Les héritiers furent également contraints de déposer une déclaration de succession en Espagne pour les avoirs bancaires et les biens immobiliers situés en Espagne car en vertu de la législation fiscale espagnole, les biens de défunts résidents étrangers sont également soumis aux droits de succession espagnols, pour autant que ces biens se situent matériellement ou juridiquement sur le territoire espagnol.

En vertu de l’article 17 du Code des droits de succession (tel qu’applicable à l’époque des faits), les droits de succession exigibles en Belgique sont, dans la mesure où ils frappent des biens immobiliers situés à l’étranger soumis à un impôt de succession à l’étranger, réduits jusqu’à concurrence de l’impôt de succession prélevé à l’étranger.

En application de cet article, les héritiers demandent au receveur belge une imputation de l’impôt de succession acquitté en Espagne et ce, aussi bien pour les biens immobiliers que les biens mobiliers.

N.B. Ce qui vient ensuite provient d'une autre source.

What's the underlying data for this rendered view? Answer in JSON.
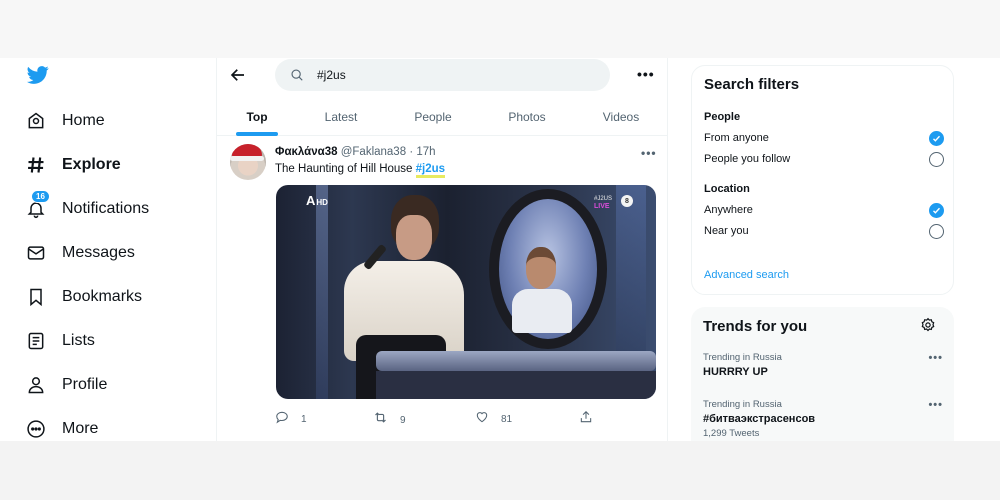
{
  "sidebar": {
    "logo": "twitter-bird",
    "items": [
      {
        "label": "Home",
        "icon": "home-icon"
      },
      {
        "label": "Explore",
        "icon": "hashtag-icon",
        "active": true
      },
      {
        "label": "Notifications",
        "icon": "bell-icon",
        "badge": "16"
      },
      {
        "label": "Messages",
        "icon": "envelope-icon"
      },
      {
        "label": "Bookmarks",
        "icon": "bookmark-icon"
      },
      {
        "label": "Lists",
        "icon": "list-icon"
      },
      {
        "label": "Profile",
        "icon": "person-icon"
      },
      {
        "label": "More",
        "icon": "more-circle-icon"
      }
    ]
  },
  "search": {
    "value": "#j2us",
    "more_label": "•••"
  },
  "tabs": [
    {
      "label": "Top",
      "active": true
    },
    {
      "label": "Latest"
    },
    {
      "label": "People"
    },
    {
      "label": "Photos"
    },
    {
      "label": "Videos"
    }
  ],
  "tweet": {
    "name": "Φακλάνα38",
    "handle": "@Faklana38",
    "separator": "·",
    "time": "17h",
    "text": "The Haunting of Hill House ",
    "hashtag": "#j2us",
    "more_label": "•••",
    "media": {
      "channel_logo": "A",
      "channel_hd": "HD",
      "overlay_tag": "#J2US",
      "overlay_live": "LIVE",
      "rating": "8"
    },
    "actions": {
      "replies": "1",
      "retweets": "9",
      "likes": "81"
    }
  },
  "filters": {
    "title": "Search filters",
    "people": {
      "heading": "People",
      "options": [
        {
          "label": "From anyone",
          "selected": true
        },
        {
          "label": "People you follow",
          "selected": false
        }
      ]
    },
    "location": {
      "heading": "Location",
      "options": [
        {
          "label": "Anywhere",
          "selected": true
        },
        {
          "label": "Near you",
          "selected": false
        }
      ]
    },
    "advanced_link": "Advanced search"
  },
  "trends": {
    "title": "Trends for you",
    "items": [
      {
        "context": "Trending in Russia",
        "name": "HURRRY UP",
        "count": ""
      },
      {
        "context": "Trending in Russia",
        "name": "#битваэкстрасенсов",
        "count": "1,299 Tweets"
      }
    ],
    "more_label": "•••"
  },
  "colors": {
    "accent": "#1d9bf0",
    "text": "#0f1419",
    "secondary": "#536471"
  }
}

L’administration fiscale accorda l’imputation pour les biens immobiliers mais pas pour les biens mobiliers. Il est vrai que l’article 17 du Code des droits de succession ne prévoit pas l’imputation de l’impôt étranger perçu sur les biens mobiliers à l’étranger.

Les héritiers intentèrent une action contre la décision de l’administration fiscale devant le Tribunal de première instance d’Anvers.

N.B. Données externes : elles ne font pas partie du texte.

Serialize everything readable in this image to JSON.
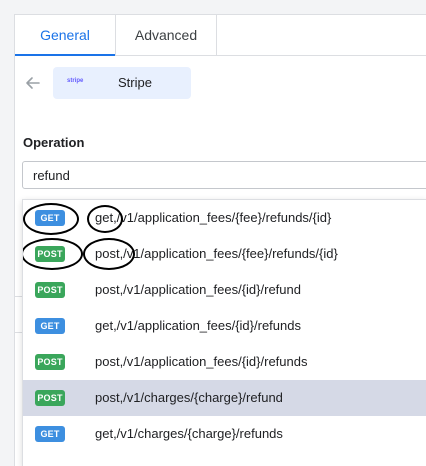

Après que ce Tribunal, ainsi que la Cour d’appel d’Anvers, rejetèrent leur action, de même que leur demande de poser une question préjudicielle, les héritiers formèrent un pourvoi en cassation.

La Cour de cassation jugea qu’il y avait lieu de poser une question préjudicielle à la Cour constitutionnelle.

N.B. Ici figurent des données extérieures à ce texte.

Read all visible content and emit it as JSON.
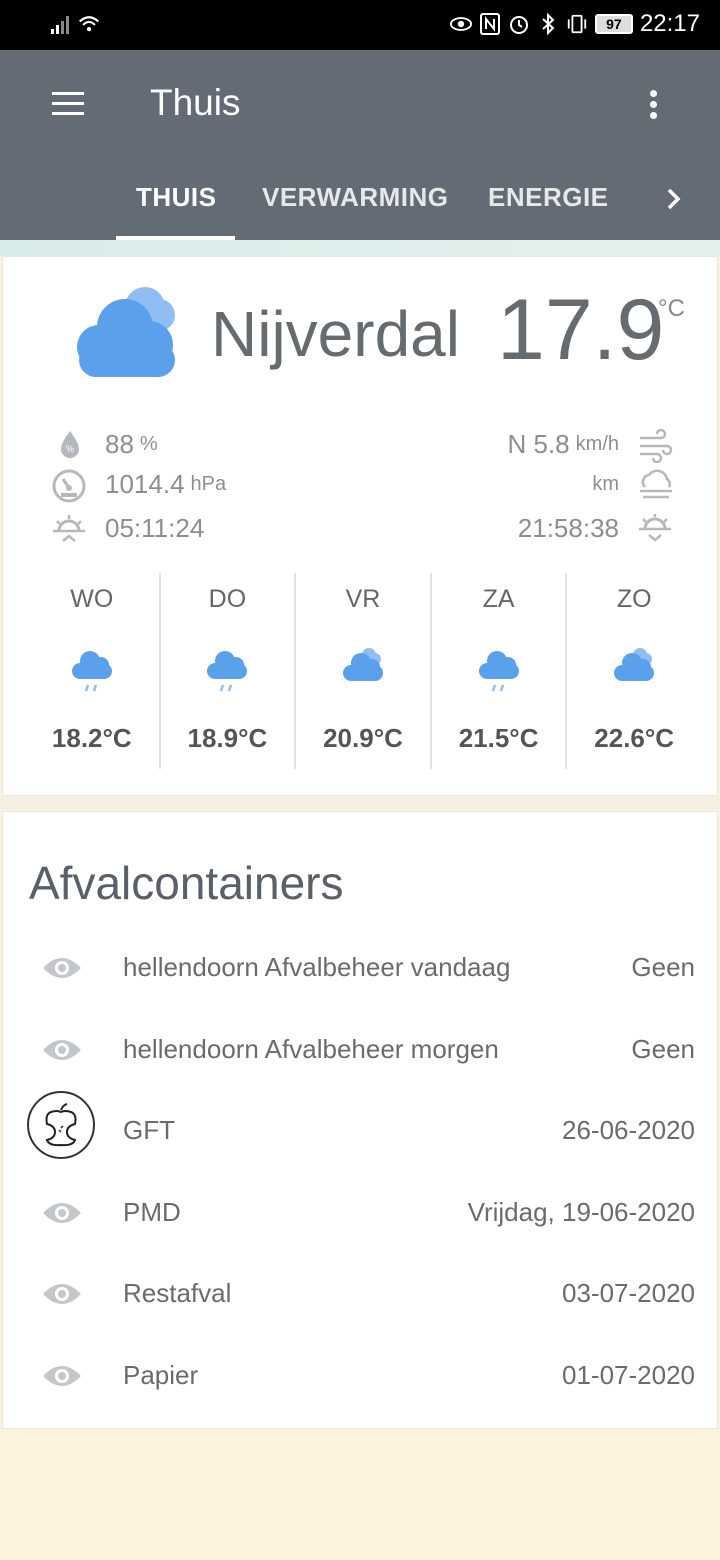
{
  "status_bar": {
    "time": "22:17",
    "battery": "97",
    "icons": [
      "signal-icon",
      "wifi-icon",
      "eye-icon",
      "nfc-icon",
      "alarm-icon",
      "bluetooth-icon",
      "vibrate-icon",
      "battery-icon"
    ]
  },
  "app_bar": {
    "title": "Thuis",
    "tabs": [
      {
        "label": "THUIS",
        "active": true
      },
      {
        "label": "VERWARMING",
        "active": false
      },
      {
        "label": "ENERGIE",
        "active": false
      }
    ]
  },
  "weather": {
    "city": "Nijverdal",
    "temperature": "17.9",
    "temperature_unit": "°C",
    "humidity": "88",
    "humidity_unit": "%",
    "pressure": "1014.4",
    "pressure_unit": "hPa",
    "sunrise": "05:11:24",
    "wind": "N 5.8",
    "wind_unit": "km/h",
    "visibility_unit": "km",
    "sunset": "21:58:38",
    "forecast": [
      {
        "day": "WO",
        "temp": "18.2°C",
        "icon": "rain-cloud-icon"
      },
      {
        "day": "DO",
        "temp": "18.9°C",
        "icon": "rain-cloud-icon"
      },
      {
        "day": "VR",
        "temp": "20.9°C",
        "icon": "cloud-icon"
      },
      {
        "day": "ZA",
        "temp": "21.5°C",
        "icon": "rain-cloud-icon"
      },
      {
        "day": "ZO",
        "temp": "22.6°C",
        "icon": "cloud-icon"
      }
    ]
  },
  "waste": {
    "title": "Afvalcontainers",
    "rows": [
      {
        "name": "hellendoorn Afvalbeheer vandaag",
        "value": "Geen",
        "icon": "eye-icon"
      },
      {
        "name": "hellendoorn Afvalbeheer morgen",
        "value": "Geen",
        "icon": "eye-icon"
      },
      {
        "name": "GFT",
        "value": "26-06-2020",
        "icon": "apple-core-icon"
      },
      {
        "name": "PMD",
        "value": "Vrijdag, 19-06-2020",
        "icon": "eye-icon"
      },
      {
        "name": "Restafval",
        "value": "03-07-2020",
        "icon": "eye-icon"
      },
      {
        "name": "Papier",
        "value": "01-07-2020",
        "icon": "eye-icon"
      }
    ]
  },
  "colors": {
    "app_bar": "#636b75",
    "weather_blue": "#5ba0ea",
    "background": "#fdf2dd"
  }
}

La question préjudicielle posée à la Cour constitutionnelle visait à savoir si l’article 17 du Code des droits de succession n’est pas discriminatoire en ce sens qu’il prévoit une réduction de l’impôt de succession belge lorsque l’actif de la succession d’un habitant du Royaume comprend des biens immobiliers situés à l’étranger qui donnent lieu, à l’étranger, à la perception d’un impôt de succession, alors qu’il ne prévoit pas une telle réduction pour les biens mobiliers détenus à l’étranger (qui donnent lieu, à l’étranger, à la perception d’un impôt de succession).

Par son arrêt du 3 juin 2021, la Cour constitutionnelle a répondu positivement à cette question. Selon elle, il n’y a pas lieu d’opérer une discrimination entre la fiscalité successorale applicable aux actifs immobiliers et aux actifs mobiliers localisés à l’étranger et frappés d’une double imposition internationale.

Après avoir constaté que la différence de traitement entre les avoirs mobiliers ou immobiliers situés à l’étranger repose sur un critère de distinction objective, à savoir le caractère immobilier ou mobilier du bien qui fait partie de la succession, la Cour constitutionnelle a examiné les travaux préparatoires de la loi du 10 août 1923 apportant des modifications aux lois sur les droits de timbre, d’enregistrement, de greffe, d’hypothèque et de succession qui a instauré l’article 17 du Code des droits de succession et a constaté que les motifs qui avaient justifiés cette différence de traitement à l’époque ne sont plus pertinents.

En conséquence de son arrêt, la Cour constitutionnelle enjoint le juge, dans le cas d’espèce qui lui était soumis, à mettre fin à l’inconstitutionnalité dans l’attente d’une intervention du législateur.

La Cour refuse également la demande du gouvernement flamand (la législation concernée était l’impôt de succession flamand) de pouvoir maintenir les effets de l’article 17 du Code des droits de succession pour le passé.

En attendant l’intervention des législateurs régionaux afin d’aligner leur dispositif légal sur l’arrêt de la Cour constitutionnelle (en prévoyant une réduction de l’impôt successoral également pour les biens mobiliers soumis à un droit de succession à l’étranger), les contribuables ayant été confrontés à un cas de double imposition sur des biens mobiliers détenus à l’étranger, sont invités à introduire une demande de réduction de l’impôt successoral belge auprès du receveur compétent (sachant que le texte de l’article 17 du Code des droits de succession limite la restitution des droits de succession à un délai de deux ans à dater du paiement des droits).